Hmm

I spent this past weekend being in love with The Emperor’s Children. When I finally finished it on Monday, I felt very sad to see it come to an end.

Today I happened to look it up on Amazon, and found that reviews of the book were very mixed. It got more one-star reviews than anything else. Some people said it was well-written but flawed, others hated it vehemently and lashed out at everyone involved in publishing it. Wow. I would say it’s one of the best books I’ve read in a long time.

Of course I was surprised to see so many negative reviews, since I loved the book, but I was also taken aback by how angry some of them seemed to be. I couldn’t help but be reminded of one of my own critiques a few years ago, when some classmates seemed to feel personally disgusted at a character and story I’d created. I had identified with my character, but some people said she was “too perfect” and therefore unlikeable. This hurt me and made me wonder whether people found me, also, unlikeable.

When I read the angry reviews on Amazon, I felt a little twinge of that same shock and hurt all over again. I loved Messud’s book because I identified with her characters — brilliant, well-to-do, ambitious and yet aimless, insecure and yet entitled — and felt she’d captured a kind of modern young spirit very astutely. But the reviews repeated so many of the same phrases that had so bothered me during my critique: “too perfect,” “couldn’t like the characters,” “goes nowhere,” etc.

During my critique, I was hurt because I took people’s comments personally. While reading reviews of Messud’s book, however, I wondered whether I should take them as a caution about how my own future artistic creations might be perceived. Maybe what is self-illuminating and fascinating to me is actually just so much crap to most of the population. I mean, I know everyone sees the world somewhat differently, but maybe that is truly more accurate for some people than others. I spent two decades of my life thinking I was special, then a few years teaching myself not to think I’m special*. And now I’m wondering again whether maybe I’m not like everyone else after all.

I don’t know. Maybe I just think about this kind of thing too much. Does it matter whether I share the same opinions as most other people? After all, deep at heart we all have so much in common, our heart, our humanity. But on the other hand, it’s just that common impulse that distresses me so much when I think I might be so different. Can someone who’s not like everyone else really reach out to other people? Can someone whose worldview is truly weird actually touch others? Or am I doomed to create things that most people just don’t get, forever?

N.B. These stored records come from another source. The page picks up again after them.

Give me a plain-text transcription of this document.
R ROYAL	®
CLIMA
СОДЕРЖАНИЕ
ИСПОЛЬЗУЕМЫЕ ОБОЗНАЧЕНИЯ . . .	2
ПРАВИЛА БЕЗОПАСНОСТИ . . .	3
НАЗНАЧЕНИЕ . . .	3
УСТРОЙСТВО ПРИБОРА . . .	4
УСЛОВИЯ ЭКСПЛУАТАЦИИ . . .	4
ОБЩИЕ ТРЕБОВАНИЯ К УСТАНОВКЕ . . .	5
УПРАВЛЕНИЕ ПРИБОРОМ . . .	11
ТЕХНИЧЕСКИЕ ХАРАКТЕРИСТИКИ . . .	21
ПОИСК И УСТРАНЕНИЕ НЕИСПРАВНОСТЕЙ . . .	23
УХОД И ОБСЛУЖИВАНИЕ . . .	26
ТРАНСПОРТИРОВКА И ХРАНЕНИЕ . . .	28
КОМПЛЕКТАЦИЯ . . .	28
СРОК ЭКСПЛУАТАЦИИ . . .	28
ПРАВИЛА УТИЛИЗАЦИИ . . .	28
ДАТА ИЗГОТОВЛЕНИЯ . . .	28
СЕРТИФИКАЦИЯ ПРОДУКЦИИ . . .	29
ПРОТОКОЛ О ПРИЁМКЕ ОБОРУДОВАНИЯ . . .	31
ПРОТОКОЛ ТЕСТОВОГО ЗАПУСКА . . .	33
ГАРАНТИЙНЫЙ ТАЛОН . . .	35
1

Bah. As I say, I think about this way too much.

**edit**
You know, actually though, I think the reason I think about this so much is that I’m not in grad school anymore. Grad school is very sheltering; as my former TA Amanda once remarked, “The ivory tower protects academics from the world, but it also protects the world from the academics.” To some degree, everyone in academia has chosen that route because of a feeling of disconnect from most of the population. And that is precisely why I left, because I got sick of being isolated from the rest of the world and being among people who deliberately isolated themselves. And of course, now that I am no longer hidden among such people, I’m faced constantly with the question of whether isolation isn’t better and more appropriate for a person like myself. I guess I am looking for the answer.

*Or, perhaps more accurately, that it makes no difference whether I am special.

[This post was imported on 4/10/14 from my old blog at satsumabug.livejournal.com. This is a recurring topic in my thoughts; I wrote about it again three years after this post.]